Additionally, Tanabe et al. [38] found that salt-tolerant genotypes of M. aeruginosa contain sucrose synthesis genes that are the products of horizontal gene transfer and have a short evolutionary history. Although it was not clear whether M. aeruginosa FACHB-905 possessed such a gene, the present results indicate that the salinity tolerance threshold of this species was between 10 and 15 ppt. Therefore, an increase in salinity was beneficial to the growth of algal cells within a specific range, and these cells also had a tolerance to high salinity conditions. However, salinity at levels higher than the tolerable range caused irreversible damage to the organism.
The photosynthetic characteristics of M. aeruginosa under the different salinity gradients tested here were similar to the results for cell density and Fv/Fm, i.e., the characteristics at 4 and 7 ppt were improved relative to those at 1 ppt, indicating that an appropriate increase in salinity stimulated the donor side of the M. aeruginosa photosynthetic system, which was conducive to the use of light absorbed by the reaction center for electron transport. The openness of the active reaction center and the increase in the reduction rate of QA were also conducive to photosynthesis. A large adjustment in the photosynthetic characteristics was observed at 10 ppt, and ψ0 decreased as salinity increased, indicating that an increase in salinity reduced the openness of the active reaction centers, which was reflected in the tolerance of algal cells to salinity at these levels. Lu et al. [39] demonstrated that salinity stress inhibited electron transfer between the donor and acceptor sides of PSII, resulting in sharp declines in the fluorescence yields for the J, I and P phases of the OJIP curve and leading to phycobilisome damage as well as significantly decreased phycocyanin content, whereas salinity-adapted algae cells were shown to maintain a higher excitation energy conversion efficiency through down-regulation of PSII. In the present study, the continuous decrease of the OJIP curve and chl fluorescence parameters at 15 ppt indicated that the donor side of the algal cell photosynthetic system had been irreversibly damaged at this salinity level, which affected the reaction centers of M. aeruginosa, e.g., by reducing the electron transport flux of each reaction center. However, within a certain salinity range, M. aeruginosa could self-adjust to salinity changes, e.g., by reducing the dissipation energy flux of each reaction center. Salinity stress is known to reduce the chl content of algal cells [40,41], inhibit electron transfer between the donor and acceptor sides of the photosynthetic system PSII [42] and stimulate the activity of PSI [43,44], thereby affecting the photosynthesis of algae. Overall, an appropriate increase in salinity (1–7 ppt) was beneficial to the PSII of the photosynthetic system of M. aeruginosa, while salinity could inhibit electron transfer at sufficiently high levels (>10 ppt).

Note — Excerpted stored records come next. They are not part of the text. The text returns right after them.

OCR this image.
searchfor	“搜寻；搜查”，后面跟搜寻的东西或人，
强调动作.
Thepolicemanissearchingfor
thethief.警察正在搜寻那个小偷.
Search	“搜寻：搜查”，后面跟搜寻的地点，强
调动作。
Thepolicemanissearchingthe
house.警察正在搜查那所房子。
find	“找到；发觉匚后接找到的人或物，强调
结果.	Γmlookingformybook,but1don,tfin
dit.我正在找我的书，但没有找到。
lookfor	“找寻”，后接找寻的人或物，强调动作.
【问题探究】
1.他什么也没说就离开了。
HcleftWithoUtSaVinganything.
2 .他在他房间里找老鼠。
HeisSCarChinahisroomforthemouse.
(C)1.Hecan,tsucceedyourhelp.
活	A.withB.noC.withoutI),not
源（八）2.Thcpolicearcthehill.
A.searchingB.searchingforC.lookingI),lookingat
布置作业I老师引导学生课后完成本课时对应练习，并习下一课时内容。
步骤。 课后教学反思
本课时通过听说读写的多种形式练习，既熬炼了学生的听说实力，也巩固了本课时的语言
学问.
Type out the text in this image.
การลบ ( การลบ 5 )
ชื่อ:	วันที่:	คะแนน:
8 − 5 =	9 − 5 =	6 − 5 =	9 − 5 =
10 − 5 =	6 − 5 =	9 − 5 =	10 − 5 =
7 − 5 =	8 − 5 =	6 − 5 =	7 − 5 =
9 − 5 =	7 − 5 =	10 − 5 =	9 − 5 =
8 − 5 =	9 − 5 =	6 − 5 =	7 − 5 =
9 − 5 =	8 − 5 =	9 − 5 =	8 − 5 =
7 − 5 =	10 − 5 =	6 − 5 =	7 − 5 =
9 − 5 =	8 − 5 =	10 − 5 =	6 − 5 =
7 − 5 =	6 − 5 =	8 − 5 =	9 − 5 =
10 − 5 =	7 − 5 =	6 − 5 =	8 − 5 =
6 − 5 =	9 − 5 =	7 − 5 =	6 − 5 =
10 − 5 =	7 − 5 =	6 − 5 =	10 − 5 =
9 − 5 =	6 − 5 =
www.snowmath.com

4.2. Effect of Salinity Stress on the Toxicity of M. aeruginosa

A variety of nonbiological factors, such as light and temperature, can affect the MCs content in the water column by influencing the abundance of toxin-producing M. aeruginosa or by adjusting concentrations of IMCs and EMCs. Moreover, chemical elements, such as nitrogen and phosphorus, in agricultural runoff can alter MC production in M. aeruginosa [45,46]. For salinity stress, it has been reported to reduce the production of MCs in M. aeruginosa cells in some studies [47,48], whereas no relationship between salinity and toxin concentration was found in another study [49].
Here, excessive salinity (15 ppt) decreased both the total IMCs content and the IMCs per cell during the experiment, while the control group exhibited opposite results. Thus, the changes in the total IMCs contents at 15 ppt and the control group might result from the variations in MCs production of the single algal cell. Additionally, for 4 and 7 ppt treatments, as the IMCs per cell were kept stable during the experiment, the increase in total IMCs might be related to the increased cell densities (Figure 2a). The 10 and 15 ppt salinity gradients presented significantly lower total EMCs concentrations than the other treatments (Figure 4c). This may be due to the degradation effect of high salinity on MCs [15], which was consistent with the results of previous studies [15,16,50]. As a kind of secondary metabolite of Microcystis, MCs are involved in several life processes, such as intracellular signal transduction and gene regulation [51]. When encountering mechanical treatment or stress conditions, MCs released by Microcystis stimulate the transcription of mcyB gene of the rest Microcystis cells; thus, the algal cells could produce more MCs to adapt to the stress environment [52]. Chen et al. [14] also found that NaCl increased MCs content in M. aeruginosa and promoted MCs release to the extracellular environment. However, Luna et al. [53] reported that salinity stress resulted in the reduced transcription of the mcyD gene, which in turn reduced the content of intracellular MC-LR. Meanwhile, the MCs family currently includes at least 279 hepatotoxins containing cyclic heptapeptides [54]. The MCs detection method used in this study can obtain the MCs contents but cannot distinguish MC-LR and other variants [55]. Therefore, further study is needed to clarify the effects of salinity stress on the production and degradation of different MCs variants.
Certain environmental factors, such as phosphate deficiency and iron stress, have been shown to affect MCs synthesis without affecting cell growth [56,57], whereas other factors, such as darkness, excess phosphate or nitrate deficiency, affect cell growth without affecting MCs synthesis [56,58,59]. Our results suggested that an excessive increase in salinity not only disadvantages the growth and photosynthesis of M. aeruginosa but also reduces MCs contamination.

4.3. Effects of Salinity Stress on the Oxidative Stress of M. aeruginosa

Salinity stress could affect the photosynthetic electron transport and CO2 reduction in the Calvin cycle of M. aeruginosa, resulting in the accumulation of ROS in algal cells, which in turn destroys redox homeostasis in M. aeruginosa [60,61]. Oxidative stress caused by excessive ROS concentration negatively affects the structure of the cell membrane and other parts. Given the tiny cellular structure of cyanobacteria, its energy metabolism, i.e., photosynthesis and respiration, are closely linked, with both processes being located in the thylakoid membrane close to the cell membrane [62]. Therefore, any damage to the membrane by ROS may affect the normal function of these two processes [63].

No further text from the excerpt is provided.